Parasitic Schistosoma blood flukes cause the neglected topical disease schistosomiasis. This disease infects >200 million people but is clinically treated by monotherapy with just one broad spectrum drug, praziquantel (PZQ). The vast scope of the disease and the prospect of PZQ resistance highlight the need for alternative therapies. Indeed, PZQ treatment failure has been reported in the field and resistance can be selected in the lab, indicating that standing genetic variation for resistance already exists. However, drug discovery efforts are hampered by our poor understanding of how existing anti-schistosomal drugs work. Many of these older compounds were discovered >40 years ago using in vivo animal screens. The long-term goal is to identify druggable targets / lead compounds to treat schistosomiasis. The overall objective of this application is to resolve the molecular changes in schistosome biology that underpin the efficacy of existing anti-schistosomal compounds, moving beyond superficial descriptors of worm morphology towards quantitative endpoints that can be assayed for new leads. The central hypothesis is that anthelmintics evoke molecular changes that are more productive screening endpoints than superficial phenotypes. The rationale for this project is that current schistosomiasis drug discovery efforts often focus on in vitro assays for changes in movement or morphology, which are poor predictors of efficacy in vivo. Some anti-schistosomal drugs do cause changes in worm movement / morphology, but others are efficacious in vivo with no effect on movement in vitro, and still other drugs impair movement in vitro but are ineffective in vivo. Better predictors of anti- parasitic action are needed to develop more productive assays. We will pursue two specific aims: (1) Profiling the activity of 10 chemically diverse anti-schistosomal drugs using a panel of molecular assays and (2) Identifying transcriptional signatures of anthelmintics with distinct mechanisms of action.
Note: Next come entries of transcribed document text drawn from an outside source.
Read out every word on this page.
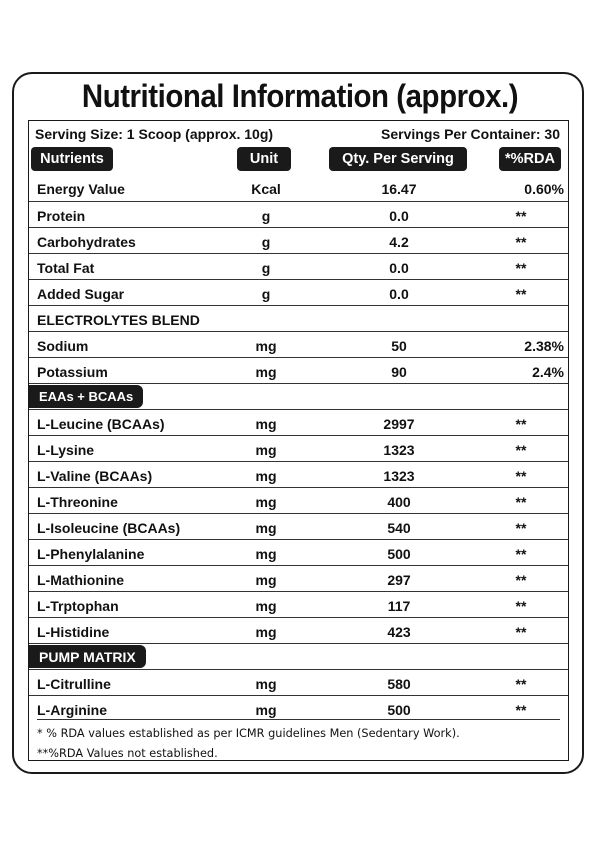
Nutritional Information (approx.)
Serving Size: 1 Scoop (approx. 10g)	Servings Per Container: 30
Nutrients	Unit	Qty. Per Serving	*%RDA
Energy Value	Kcal	16.47	0.60%
Protein	g	0.0	**
Carbohydrates	g	4.2	**
Total Fat	g	0.0	**
Added Sugar	g	0.0	**
ELECTROLYTES BLEND
Sodium	mg	50	2.38%
Potassium	mg	90	2.4%
EAAs + BCAAs
L-Leucine (BCAAs)	mg	2997	**
L-Lysine	mg	1323	**
L-Valine (BCAAs)	mg	1323	**
L-Threonine	mg	400	**
L-Isoleucine (BCAAs)	mg	540	**
L-Phenylalanine	mg	500	**
L-Mathionine	mg	297	**
L-Trptophan	mg	117	**
L-Histidine	mg	423	**
PUMP MATRIX
L-Citrulline	mg	580	**
L-Arginine	mg	500	**
* % RDA values established as per ICMR guidelines Men (Sedentary Work).
**%RDA Values not established.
The first aim will resolve mechanistic similarities and differences between these 10 anthelmintics by systematically assessing cellular and molecular changes in worms exposed to drug in vivo. These outcomes will serve as endpoints for the development of quantitative assays for future screens.
The second aim will compare the transcriptional responses of parasites to each drug, providing an unbiased readout of global changes to schistosome biology and allowing drugs to be binned according to putative mechanisms of action. Insight into the comparative mechanisms of anti-schistosomal compounds will allow us to rationally select alternative drugs in the event of PZQ treatment failure. This information will also inform drug-combination strategies to prevent the emergence of drug resistance. The research proposed in this application is significant because it will provide new assays for future drug discovery efforts that are better predictors of in vivo anti-parasitic efficacy than existing superficial phenotypes of worm movement and morphology. This research is innovative because it is will establish mechanism-based assays to identify PZQ-alternatives to combat and prevent drug resistance.
The neglected tropical disease schistosomiasis infects hundreds of millions of people worldwide and is primarily treated by just one poorly understood drug, despite decades of effort searching for alternative therapies. While past drug screening efforts have looked at movement of cultured worms, which can be a poor indicator of whether a drug will cure an infection, this research will identify molecular changes evoked by anti- parasitic compounds. Measuring these endpoints will serve as the basis for more productive drug screening efforts to identify new therapies to control schistosomiasis.